Я повалился на матрац, в исступлении кусал подушку, трясясь всем телом.
Слово есть дело
Кто-то нудно плакал надо мной молодым жалким голоском. Плач начался вчера вечером – наверно, сразу как привезли из суда – и продолжался уже ровно двадцать часов; было по-человечески удивительно, откуда берется столько влаги на слезы. Чужое рыдание выводило меня из себя. Я метался по узкой каморке в Пугачевской башенке Бутырской тюрьмы и, задирая лицо в потолок, ругался, кричал и требовал перестать– нельзя же так по-бабьему распускаться! И мне нелегко, и я после суда, тоже выслушал чудовищно несправедливый приговор, ложь на лжи, а не суд, но ведь держусь же… Перестань, будь ты проклят, своим плачем ты сводишь с ума! Но парень, рыдавший в камере надо мной, не слышал ни моих просьб, ни проклятий. Он слышал только свое рыдание, он выплакивал свое горе – чужое горе, которое он усиливал своими слезами, до него не доходило, как громко я ни старался орать, что и у меня тоже несчастье – десять лет объявленного мне ни за что ни про что тюремного заключения.

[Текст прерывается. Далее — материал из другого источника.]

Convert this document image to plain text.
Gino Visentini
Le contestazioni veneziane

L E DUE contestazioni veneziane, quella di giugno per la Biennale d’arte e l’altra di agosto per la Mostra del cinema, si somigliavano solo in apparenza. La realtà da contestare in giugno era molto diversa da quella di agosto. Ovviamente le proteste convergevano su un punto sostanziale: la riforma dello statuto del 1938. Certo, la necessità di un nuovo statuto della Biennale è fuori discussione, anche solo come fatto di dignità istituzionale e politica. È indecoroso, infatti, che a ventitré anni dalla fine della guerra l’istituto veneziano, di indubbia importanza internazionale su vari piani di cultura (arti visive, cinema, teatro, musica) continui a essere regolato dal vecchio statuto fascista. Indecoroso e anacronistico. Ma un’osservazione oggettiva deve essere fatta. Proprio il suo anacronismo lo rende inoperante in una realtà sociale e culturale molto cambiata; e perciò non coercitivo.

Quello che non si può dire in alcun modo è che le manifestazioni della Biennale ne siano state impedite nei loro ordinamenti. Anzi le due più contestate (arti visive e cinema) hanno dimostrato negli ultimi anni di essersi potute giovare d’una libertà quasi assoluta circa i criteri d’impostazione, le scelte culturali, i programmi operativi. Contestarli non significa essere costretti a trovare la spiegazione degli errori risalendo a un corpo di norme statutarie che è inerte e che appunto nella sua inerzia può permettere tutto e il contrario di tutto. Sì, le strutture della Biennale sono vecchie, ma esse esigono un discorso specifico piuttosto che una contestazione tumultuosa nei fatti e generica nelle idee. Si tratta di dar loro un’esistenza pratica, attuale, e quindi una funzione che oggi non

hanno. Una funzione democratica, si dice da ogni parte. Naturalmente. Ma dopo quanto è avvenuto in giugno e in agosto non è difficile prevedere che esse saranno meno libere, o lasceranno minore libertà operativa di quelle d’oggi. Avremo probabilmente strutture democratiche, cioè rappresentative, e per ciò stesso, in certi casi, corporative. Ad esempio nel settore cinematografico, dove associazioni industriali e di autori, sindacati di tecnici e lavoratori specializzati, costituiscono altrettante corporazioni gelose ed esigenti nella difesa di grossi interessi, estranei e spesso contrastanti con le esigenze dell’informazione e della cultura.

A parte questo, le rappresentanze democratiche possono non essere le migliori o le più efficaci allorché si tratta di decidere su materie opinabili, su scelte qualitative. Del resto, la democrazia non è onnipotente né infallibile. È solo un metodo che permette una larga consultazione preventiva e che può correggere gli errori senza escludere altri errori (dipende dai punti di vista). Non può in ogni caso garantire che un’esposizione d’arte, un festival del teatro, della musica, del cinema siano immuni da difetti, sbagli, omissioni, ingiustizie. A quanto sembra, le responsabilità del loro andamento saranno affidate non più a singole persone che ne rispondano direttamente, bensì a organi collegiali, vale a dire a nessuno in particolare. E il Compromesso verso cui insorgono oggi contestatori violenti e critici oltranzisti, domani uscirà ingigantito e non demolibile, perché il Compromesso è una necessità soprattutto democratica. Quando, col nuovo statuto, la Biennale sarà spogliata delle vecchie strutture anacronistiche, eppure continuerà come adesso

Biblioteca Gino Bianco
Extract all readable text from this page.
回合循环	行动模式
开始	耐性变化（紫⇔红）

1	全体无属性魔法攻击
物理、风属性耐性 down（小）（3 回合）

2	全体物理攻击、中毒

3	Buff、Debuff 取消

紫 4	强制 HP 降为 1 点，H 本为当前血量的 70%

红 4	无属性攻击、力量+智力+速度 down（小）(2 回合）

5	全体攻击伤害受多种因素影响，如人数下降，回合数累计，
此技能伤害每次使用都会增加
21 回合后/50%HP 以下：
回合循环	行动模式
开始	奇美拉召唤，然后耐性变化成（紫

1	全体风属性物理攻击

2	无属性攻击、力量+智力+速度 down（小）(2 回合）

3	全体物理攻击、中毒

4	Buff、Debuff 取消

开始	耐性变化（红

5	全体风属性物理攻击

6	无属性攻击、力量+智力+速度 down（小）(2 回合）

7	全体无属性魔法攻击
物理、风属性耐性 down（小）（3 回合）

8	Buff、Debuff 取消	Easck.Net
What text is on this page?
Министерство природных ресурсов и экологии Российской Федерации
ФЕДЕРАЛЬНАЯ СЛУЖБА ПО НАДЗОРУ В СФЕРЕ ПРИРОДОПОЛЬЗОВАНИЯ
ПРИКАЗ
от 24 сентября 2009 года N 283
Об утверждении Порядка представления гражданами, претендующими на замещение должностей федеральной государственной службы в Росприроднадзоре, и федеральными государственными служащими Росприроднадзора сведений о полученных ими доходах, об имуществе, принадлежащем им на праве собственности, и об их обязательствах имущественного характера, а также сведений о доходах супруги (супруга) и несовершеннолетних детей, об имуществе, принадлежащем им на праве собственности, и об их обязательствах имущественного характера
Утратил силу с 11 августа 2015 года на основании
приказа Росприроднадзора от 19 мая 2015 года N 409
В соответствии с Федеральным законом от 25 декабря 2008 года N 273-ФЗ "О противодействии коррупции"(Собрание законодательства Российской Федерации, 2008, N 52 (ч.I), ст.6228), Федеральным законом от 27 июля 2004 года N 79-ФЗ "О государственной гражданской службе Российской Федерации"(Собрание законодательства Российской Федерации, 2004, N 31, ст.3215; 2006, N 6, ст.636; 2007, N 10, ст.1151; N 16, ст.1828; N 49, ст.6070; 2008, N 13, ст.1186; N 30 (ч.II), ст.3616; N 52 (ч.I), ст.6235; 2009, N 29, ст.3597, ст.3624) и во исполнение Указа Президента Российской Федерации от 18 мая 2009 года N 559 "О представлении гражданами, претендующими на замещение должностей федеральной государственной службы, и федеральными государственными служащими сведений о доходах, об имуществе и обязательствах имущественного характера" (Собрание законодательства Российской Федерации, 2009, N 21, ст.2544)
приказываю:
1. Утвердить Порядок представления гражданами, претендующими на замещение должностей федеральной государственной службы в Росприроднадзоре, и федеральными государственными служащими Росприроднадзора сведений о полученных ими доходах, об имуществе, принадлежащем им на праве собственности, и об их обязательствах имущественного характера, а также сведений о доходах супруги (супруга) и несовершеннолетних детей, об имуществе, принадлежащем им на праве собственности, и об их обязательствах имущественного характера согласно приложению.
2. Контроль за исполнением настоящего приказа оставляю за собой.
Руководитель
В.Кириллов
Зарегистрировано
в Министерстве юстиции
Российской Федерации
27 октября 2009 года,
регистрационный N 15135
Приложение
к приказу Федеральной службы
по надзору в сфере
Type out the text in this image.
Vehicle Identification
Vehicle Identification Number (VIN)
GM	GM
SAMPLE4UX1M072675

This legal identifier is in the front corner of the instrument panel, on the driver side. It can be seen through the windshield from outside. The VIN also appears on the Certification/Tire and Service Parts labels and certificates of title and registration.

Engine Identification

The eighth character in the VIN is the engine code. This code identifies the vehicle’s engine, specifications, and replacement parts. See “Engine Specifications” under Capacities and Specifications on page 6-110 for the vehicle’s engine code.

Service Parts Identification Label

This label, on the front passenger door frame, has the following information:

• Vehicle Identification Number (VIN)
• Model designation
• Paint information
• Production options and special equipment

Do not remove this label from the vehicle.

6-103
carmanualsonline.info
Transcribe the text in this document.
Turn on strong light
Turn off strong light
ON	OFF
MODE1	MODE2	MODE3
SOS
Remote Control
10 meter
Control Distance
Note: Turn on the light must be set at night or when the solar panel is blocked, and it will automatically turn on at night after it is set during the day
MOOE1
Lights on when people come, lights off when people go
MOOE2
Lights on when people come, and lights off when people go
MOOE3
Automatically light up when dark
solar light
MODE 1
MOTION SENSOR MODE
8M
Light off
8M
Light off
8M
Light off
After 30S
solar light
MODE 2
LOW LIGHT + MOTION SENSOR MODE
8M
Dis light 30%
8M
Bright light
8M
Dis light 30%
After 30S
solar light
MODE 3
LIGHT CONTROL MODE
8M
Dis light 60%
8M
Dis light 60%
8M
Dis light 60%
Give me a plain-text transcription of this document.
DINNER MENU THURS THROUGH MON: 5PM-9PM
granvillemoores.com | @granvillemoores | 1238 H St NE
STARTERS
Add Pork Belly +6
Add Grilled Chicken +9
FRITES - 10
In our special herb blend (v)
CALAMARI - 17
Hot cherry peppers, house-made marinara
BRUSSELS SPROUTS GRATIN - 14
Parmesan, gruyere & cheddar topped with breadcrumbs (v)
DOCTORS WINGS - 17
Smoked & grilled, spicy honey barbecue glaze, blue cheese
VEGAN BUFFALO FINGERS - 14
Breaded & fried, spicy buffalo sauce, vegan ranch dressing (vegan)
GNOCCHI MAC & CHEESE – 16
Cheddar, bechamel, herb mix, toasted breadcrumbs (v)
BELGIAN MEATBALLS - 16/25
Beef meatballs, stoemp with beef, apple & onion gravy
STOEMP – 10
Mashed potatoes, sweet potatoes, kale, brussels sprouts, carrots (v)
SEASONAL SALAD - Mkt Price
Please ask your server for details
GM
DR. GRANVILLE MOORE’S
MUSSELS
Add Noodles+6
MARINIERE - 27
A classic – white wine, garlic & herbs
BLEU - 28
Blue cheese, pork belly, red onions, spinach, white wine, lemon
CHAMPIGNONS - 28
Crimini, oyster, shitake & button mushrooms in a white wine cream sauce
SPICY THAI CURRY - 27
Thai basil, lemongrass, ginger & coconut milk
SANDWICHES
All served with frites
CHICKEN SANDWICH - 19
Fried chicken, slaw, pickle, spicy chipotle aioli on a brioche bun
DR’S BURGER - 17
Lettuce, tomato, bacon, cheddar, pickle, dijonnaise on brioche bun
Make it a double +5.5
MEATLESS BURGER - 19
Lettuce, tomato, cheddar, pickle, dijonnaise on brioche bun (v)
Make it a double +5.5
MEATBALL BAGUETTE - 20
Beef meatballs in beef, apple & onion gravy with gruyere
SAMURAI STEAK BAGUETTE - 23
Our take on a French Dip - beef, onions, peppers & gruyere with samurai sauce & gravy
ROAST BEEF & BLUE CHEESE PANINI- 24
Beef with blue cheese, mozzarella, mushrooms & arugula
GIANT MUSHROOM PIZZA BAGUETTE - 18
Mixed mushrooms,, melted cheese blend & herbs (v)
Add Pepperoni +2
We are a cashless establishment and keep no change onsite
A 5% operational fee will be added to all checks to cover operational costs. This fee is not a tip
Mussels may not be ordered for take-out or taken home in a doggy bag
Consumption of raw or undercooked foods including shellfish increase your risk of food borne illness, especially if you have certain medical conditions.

– Лучше уж умереть, чем так надрывать горло, – сказал я себе в отчаянии. – И точно, почему бы не умереть, жизни больше не будет! Десять лет мне не вынести! А и вынес бы, так незачем.
Эта мысль – покончить расчеты с жизнью – явилась мне уже в тот момент, когда я закричал на своих судей: «Вы лжецы, ваш приговор – ложь, ложь, ложь!» – и рванулся к ним, а два бойца охраны завернули мне руки за спину и придавили голову к коленям, а потом вытащили из судейской камеры в коридор и еще долго волокли по бесконечному лефортовскому коридору, пока не бросили в одиночку – тут можешь разоряться, сколько хватит дурного голоса! Но там я уже не орал и не проклинал судей, а метался на койке и в бешенстве кусал подушку, чтобы дать какой-то выход душившему меня отчаянию.